See Also: Constrained Optimization Bound Constrained Optimization

Gradient project methods are methods for solving bound constrained optimization problems. In solving bound constrained optimization problems, active set methods face criticism because the working set changes slowly; at each iteration, at most one constraint is added to or dropped from the working set. If there are \(k_0\) constraints active at the initial \(W_0\), but \(k_\theta\) constraints active at the solution, then at least \(| k_\theta – k_0 |\) iterations are required for convergence.
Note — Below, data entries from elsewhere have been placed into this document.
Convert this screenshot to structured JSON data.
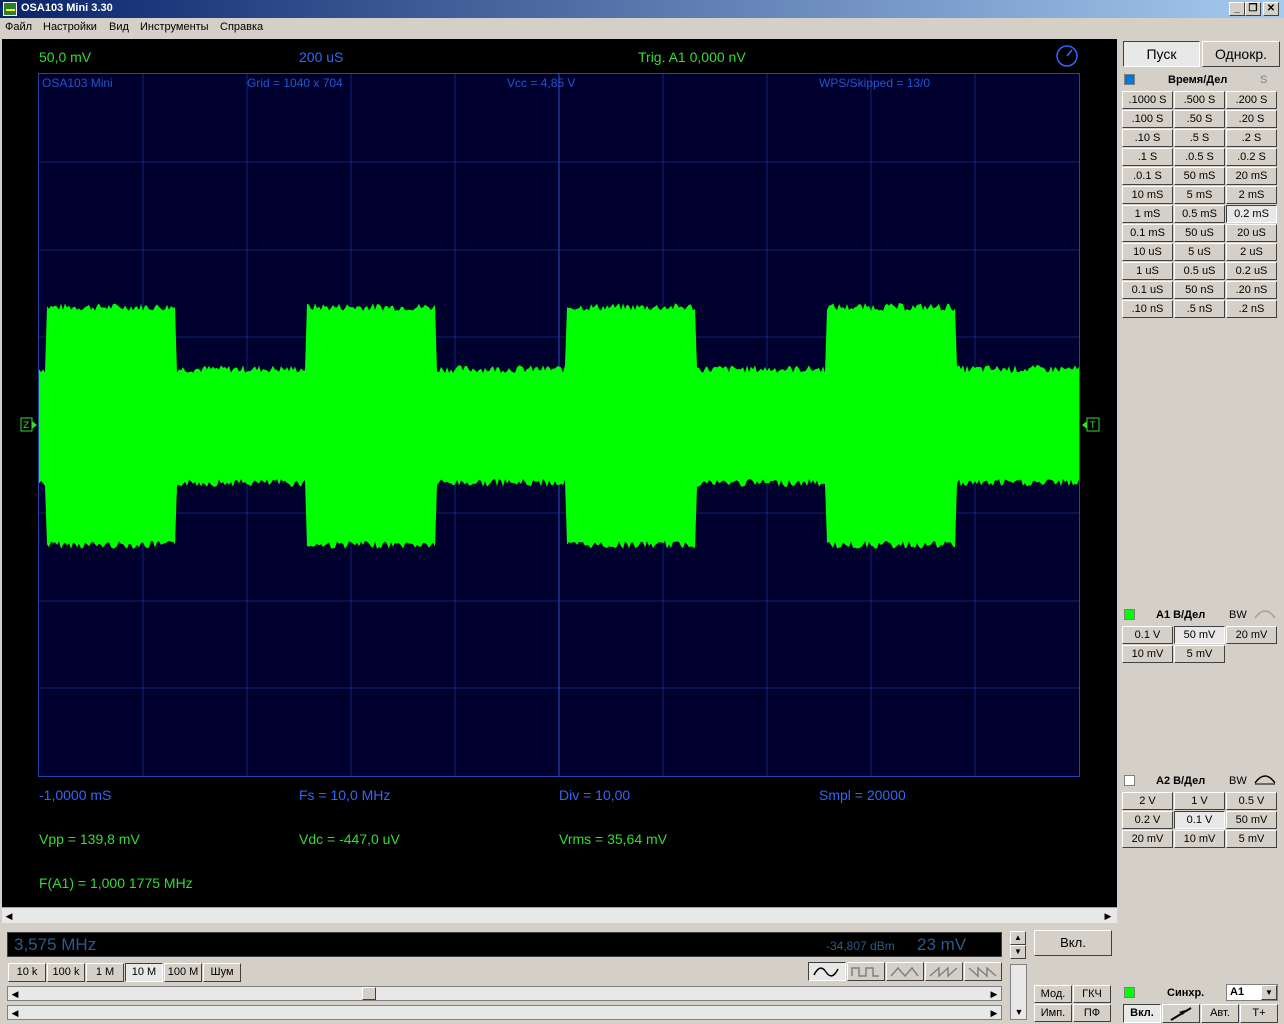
{
  "window": {
    "title": "OSA103 Mini 3.30",
    "controls": [
      "_",
      "❐",
      "✕"
    ]
  },
  "menu": [
    "Файл",
    "Настройки",
    "Вид",
    "Инструменты",
    "Справка"
  ],
  "scope": {
    "top_volts": "50,0 mV",
    "top_time": "200 uS",
    "trigger": "Trig. A1  0,000 nV",
    "grid_labels": {
      "device": "OSA103 Mini",
      "grid": "Grid = 1040 x 704",
      "vcc": "Vcc = 4,85 V",
      "wps": "WPS/Skipped  = 13/0"
    },
    "marker_left": "Z",
    "marker_right": "T",
    "bottom_row1": [
      "-1,0000 mS",
      "Fs = 10,0 MHz",
      "Div = 10,00",
      "Smpl = 20000"
    ],
    "bottom_row2": [
      "Vpp = 139,8 mV",
      "Vdc = -447,0 uV",
      "Vrms = 35,64 mV"
    ],
    "bottom_row3": "F(A1) = 1,000 1775 MHz",
    "colors": {
      "trace": "#00ff00",
      "grid_bg": "#00002e",
      "grid_line": "#2244aa"
    }
  },
  "generator": {
    "freq": "3,575 MHz",
    "dbm": "-34,807 dBm",
    "amp": "23 mV",
    "range_buttons": [
      "10 k",
      "100 k",
      "1 M",
      "10 M",
      "100 M",
      "Шум"
    ],
    "range_selected": "10 M",
    "waveforms": [
      "sine-wave-icon",
      "square-wave-icon",
      "triangle-wave-icon",
      "sawtooth-wave-icon",
      "reverse-sawtooth-wave-icon"
    ],
    "on_button": "Вкл.",
    "mod_buttons": [
      "Мод.",
      "ГКЧ",
      "Имп.",
      "ПФ"
    ]
  },
  "right_panel": {
    "start_button": "Пуск",
    "single_button": "Однокр.",
    "time_label": "Время/Дел",
    "time_unit": "S",
    "time_buttons": [
      ".1000 S",
      ".500 S",
      ".200 S",
      ".100 S",
      ".50 S",
      ".20 S",
      ".10 S",
      ".5 S",
      ".2 S",
      ".1 S",
      ".0.5 S",
      ".0.2 S",
      ".0.1 S",
      "50 mS",
      "20 mS",
      "10 mS",
      "5 mS",
      "2 mS",
      "1 mS",
      "0.5 mS",
      "0.2 mS",
      "0.1 mS",
      "50 uS",
      "20 uS",
      "10 uS",
      "5 uS",
      "2 uS",
      "1 uS",
      "0.5 uS",
      "0.2 uS",
      "0.1 uS",
      "50 nS",
      ".20 nS",
      ".10 nS",
      ".5 nS",
      ".2 nS"
    ],
    "time_selected": "0.2 mS",
    "a1_label": "A1 В/Дел",
    "a1_bw": "BW",
    "a1_buttons": [
      "0.1 V",
      "50 mV",
      "20 mV",
      "10 mV",
      "5 mV"
    ],
    "a1_selected": "50 mV",
    "a2_label": "A2 В/Дел",
    "a2_bw": "BW",
    "a2_buttons": [
      "2 V",
      "1 V",
      "0.5 V",
      "0.2 V",
      "0.1 V",
      "50 mV",
      "20 mV",
      "10 mV",
      "5 mV"
    ],
    "a2_selected": "0.1 V",
    "sync_label": "Синхр.",
    "sync_source": "A1",
    "sync_buttons": [
      "Вкл.",
      "Авт.",
      "T+"
    ]
  }
}
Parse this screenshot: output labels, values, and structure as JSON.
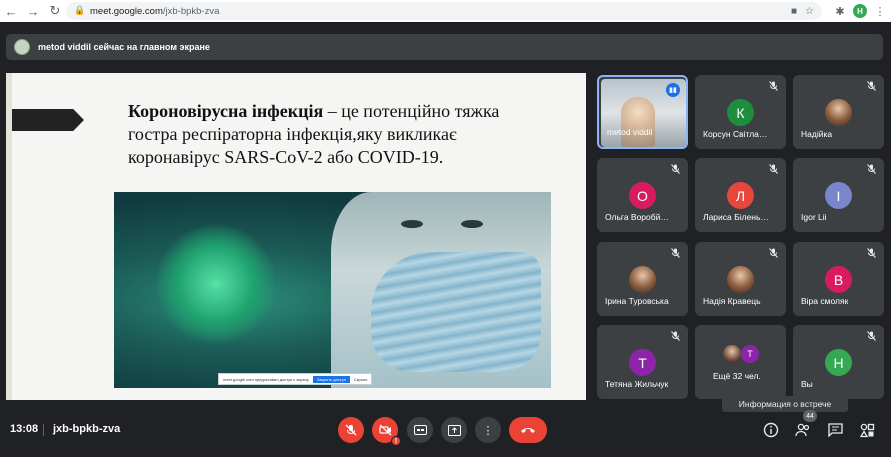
{
  "browser": {
    "url_host": "meet.google.com",
    "url_path": "/jxb-bpkb-zva",
    "profile_initial": "H"
  },
  "banner": {
    "text": "metod viddil сейчас на главном экране"
  },
  "slide": {
    "title_bold": "Короновірусна інфекція",
    "body": " – це потенційно тяжка гостра респіраторна інфекція,яку викликає коронавірус SARS-CoV-2 або COVID-19.",
    "toolbar_text": "meet.google.com предоставил доступ к экрану",
    "toolbar_button": "Закрыть доступ",
    "toolbar_hide": "Скрыть"
  },
  "participants": [
    {
      "name": "metod viddil",
      "initial": "",
      "color": "",
      "video": true,
      "speaking": true
    },
    {
      "name": "Корсун Світла…",
      "initial": "К",
      "color": "#1e8e3e",
      "video": false
    },
    {
      "name": "Надійка",
      "initial": "",
      "color": "",
      "photo": true
    },
    {
      "name": "Ольга Воробй…",
      "initial": "О",
      "color": "#d81b60",
      "video": false
    },
    {
      "name": "Лариса Білень…",
      "initial": "Л",
      "color": "#e8453c",
      "video": false
    },
    {
      "name": "Igor Lii",
      "initial": "I",
      "color": "#7986cb",
      "video": false
    },
    {
      "name": "Ірина Туровська",
      "initial": "",
      "color": "",
      "photo": true
    },
    {
      "name": "Надія Кравець",
      "initial": "",
      "color": "",
      "photo": true
    },
    {
      "name": "Віра смоляк",
      "initial": "В",
      "color": "#d81b60",
      "video": false
    },
    {
      "name": "Тетяна Жильчук",
      "initial": "Т",
      "color": "#8e24aa",
      "video": false
    },
    {
      "name": "Ещё 32 чел.",
      "initial": "Т",
      "color": "#8e24aa",
      "more": true
    },
    {
      "name": "Вы",
      "initial": "Н",
      "color": "#34a853",
      "video": false
    }
  ],
  "tooltip": "Информация о встрече",
  "bottom": {
    "time": "13:08",
    "meeting_code": "jxb-bpkb-zva",
    "participant_count": "44"
  }
}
This property can be a serious disadvantage in large problems if the working set at the starting point is vastly different from the active set at the solution. As a result, researchers have developed algorithms that allow the working set to undergo radical changes at each iteration and to interior-point algorithms that do not explicitly maintain a working set.

The gradient-projection algorithm is the prototypical method that allows large changes in the working set at each iteration. Given \(x_k\), this algorithm searches along the piecewise linear path
\[P[x_k – \alpha \nabla f(x_k)], \alpha \geq 0,\] where \(P\) is the projection onto the feasible set. A new point
\[x_{k+1} = P[x_k – \alpha_k \nabla f(x_k)]\] is obtained when a suitable \(\alpha_k > 0\) is found. For bound-constrained problems, the projection can be easily computed by setting
\[[P(x)]_i = \, mid \{ x_i, l_i, u_i \},\] where mid\( \{ \cdot \}\) is the middle (median) element of a set. The search for \(\alpha_k\) has to be done carefully since the function
\[\phi(\alpha) = f(P[x_k – \alpha_k \nabla f(x_k)])\] is only piecewise differentiable.
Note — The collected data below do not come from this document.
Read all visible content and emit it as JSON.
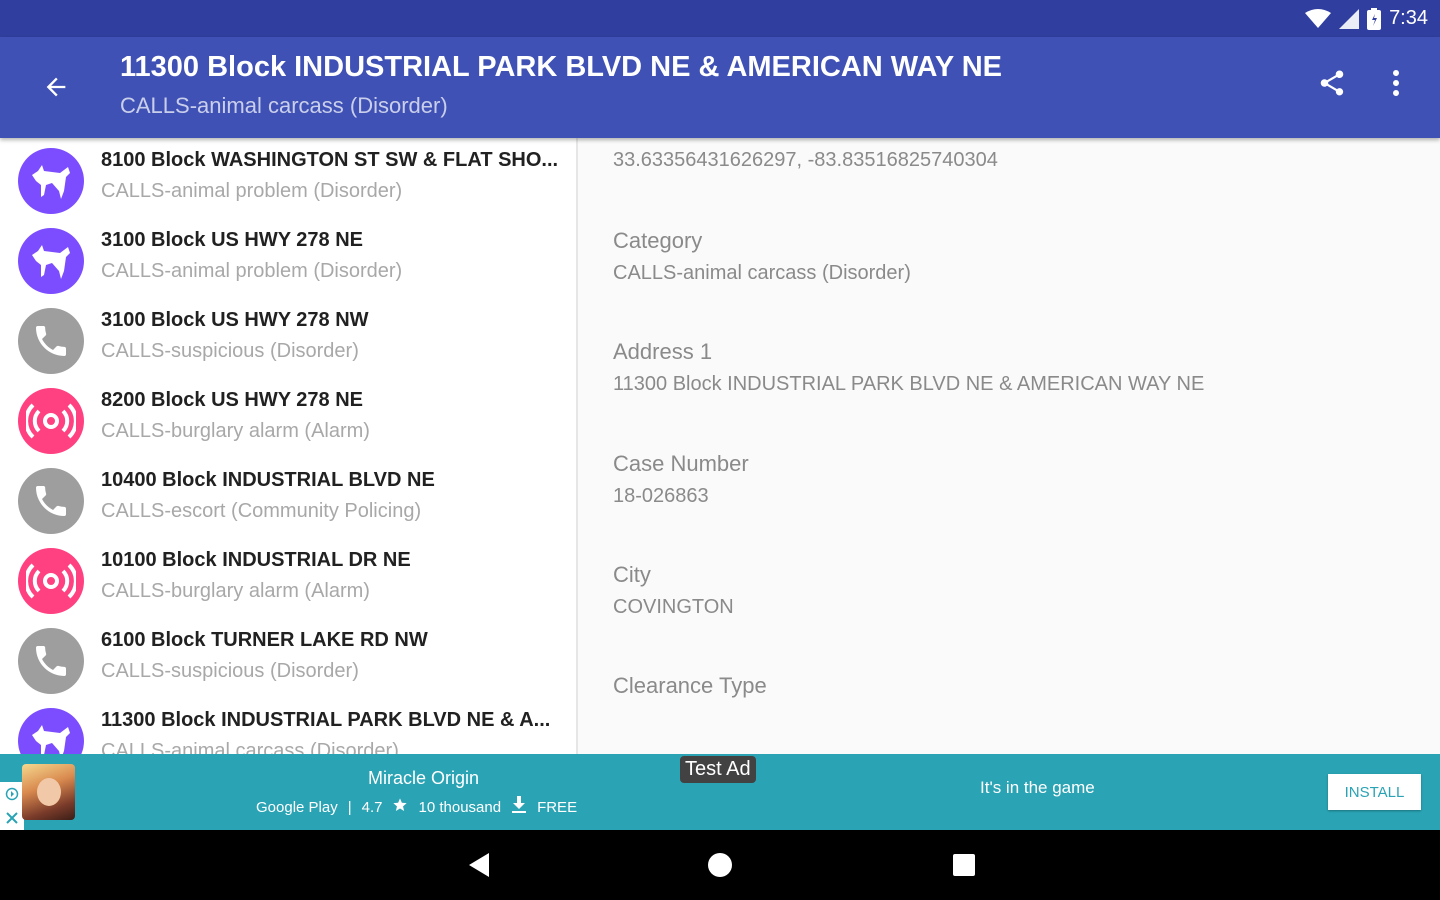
{
  "status_bar": {
    "time": "7:34",
    "icons": [
      "wifi-icon",
      "signal-icon",
      "battery-icon"
    ]
  },
  "app_bar": {
    "title": "11300 Block INDUSTRIAL PARK BLVD NE & AMERICAN WAY NE",
    "subtitle": "CALLS-animal carcass (Disorder)",
    "icons": [
      "back-arrow-icon",
      "share-icon",
      "more-vert-icon"
    ]
  },
  "list": {
    "items": [
      {
        "title": "8100 Block WASHINGTON ST SW & FLAT SHO...",
        "subtitle": "CALLS-animal problem (Disorder)",
        "icon": "animal-icon"
      },
      {
        "title": "3100 Block US HWY 278 NE",
        "subtitle": "CALLS-animal problem (Disorder)",
        "icon": "animal-icon"
      },
      {
        "title": "3100 Block US HWY 278 NW",
        "subtitle": "CALLS-suspicious (Disorder)",
        "icon": "phone-icon"
      },
      {
        "title": "8200 Block US HWY 278 NE",
        "subtitle": "CALLS-burglary alarm (Alarm)",
        "icon": "alarm-icon"
      },
      {
        "title": "10400 Block INDUSTRIAL BLVD NE",
        "subtitle": "CALLS-escort (Community Policing)",
        "icon": "phone-icon"
      },
      {
        "title": "10100 Block INDUSTRIAL DR NE",
        "subtitle": "CALLS-burglary alarm (Alarm)",
        "icon": "alarm-icon"
      },
      {
        "title": "6100 Block TURNER LAKE RD NW",
        "subtitle": "CALLS-suspicious (Disorder)",
        "icon": "phone-icon"
      },
      {
        "title": "11300 Block INDUSTRIAL PARK BLVD NE & A...",
        "subtitle": "CALLS-animal carcass (Disorder)",
        "icon": "animal-icon"
      }
    ]
  },
  "detail": {
    "coordinates_value": "33.63356431626297, -83.83516825740304",
    "fields": [
      {
        "label": "Category",
        "value": "CALLS-animal carcass (Disorder)"
      },
      {
        "label": "Address 1",
        "value": "11300 Block INDUSTRIAL PARK BLVD NE & AMERICAN WAY NE"
      },
      {
        "label": "Case Number",
        "value": "18-026863"
      },
      {
        "label": "City",
        "value": "COVINGTON"
      },
      {
        "label": "Clearance Type",
        "value": ""
      }
    ]
  },
  "ad": {
    "test_label": "Test Ad",
    "app_name": "Miracle Origin",
    "store": "Google Play",
    "rating": "4.7",
    "downloads": "10 thousand",
    "price": "FREE",
    "tagline": "It's in the game",
    "install_label": "INSTALL"
  },
  "colors": {
    "status_bar": "#303f9f",
    "app_bar": "#3f51b5",
    "animal_avatar": "#7c4dff",
    "phone_avatar": "#9e9e9e",
    "alarm_avatar": "#ff4081",
    "ad_background": "#2aa3b4"
  }
}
If properly implemented, the gradient-projection method is guaranteed to identify the active set at a solution in a finite number of iterations. After it has identified the correct active set, the gradient-projection algorithm reduces to the steepest-descent algorithm on the subspace of free variables. As a result, this method is invariably used in conjunction with other methods with faster rates of convergence.

Trust-region algorithms can be extended to bound-constrained problems. The main difference between the unconstrained and the bound-constrained version is that we now require the step \(s_k\) to be an approximate solution of the subproblem
\[\min \{ q_k(s) : \| D_ks \| \leq \Delta_k, l \leq x_k + s \leq u \},\] where
\[q_k(s) = \nabla f(x_k)^Ts + \frac{1}{2} s^T B_ks.\]
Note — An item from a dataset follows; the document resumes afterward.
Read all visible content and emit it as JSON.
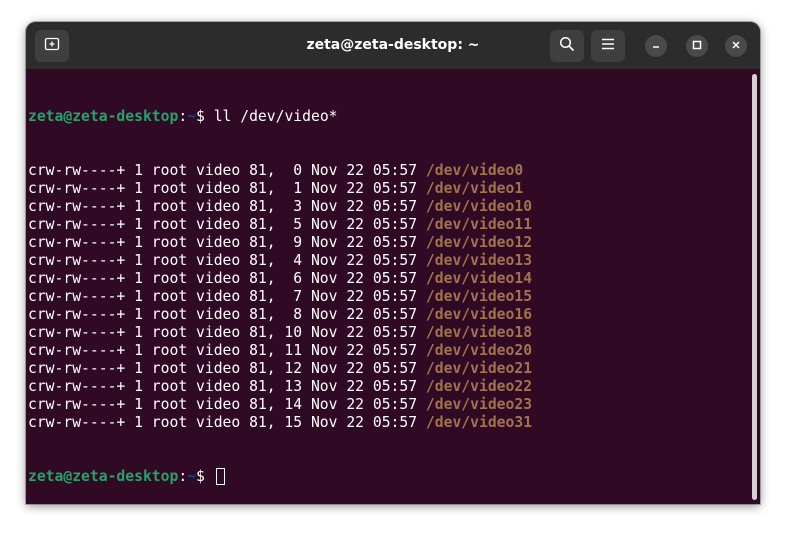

An accurate solution to this subproblem is not necessary, at least in early iterations. Instead, we use the gradient-projection algorithm to predict a step \(s_k^C\) (the Cauchy step) and then require merely that our step, \(s_k\), satisfies the constraints in the trust-region subproblem with \(q_k(s_k) \leq q_k(s_k^C)\). An approach along these lines is used by VE08 and PORT 3. In the bound-constrained code in LANCELOT, the trust region is defined by the \(l_{\infty} \)-norm and \(D_k = I\), yielding the equivalent subproblem
\[\min \{ q_k(s) : \max (l-x_k, \Delta_ke \leq s \leq \min(u-x_k, \Delta_ke) \} \] where \(e\) is the vector of all ones.

The advantage of strategies that combine the gradient-projection method with trust-region methods is that the working set is allowed to change rapidly, and yet eventually settle into the working set for the solution. LANCELOT uses this approach, together with special data structures that exploit the (group) partially separable structure of \(f\), to solve large bound-constrained problems.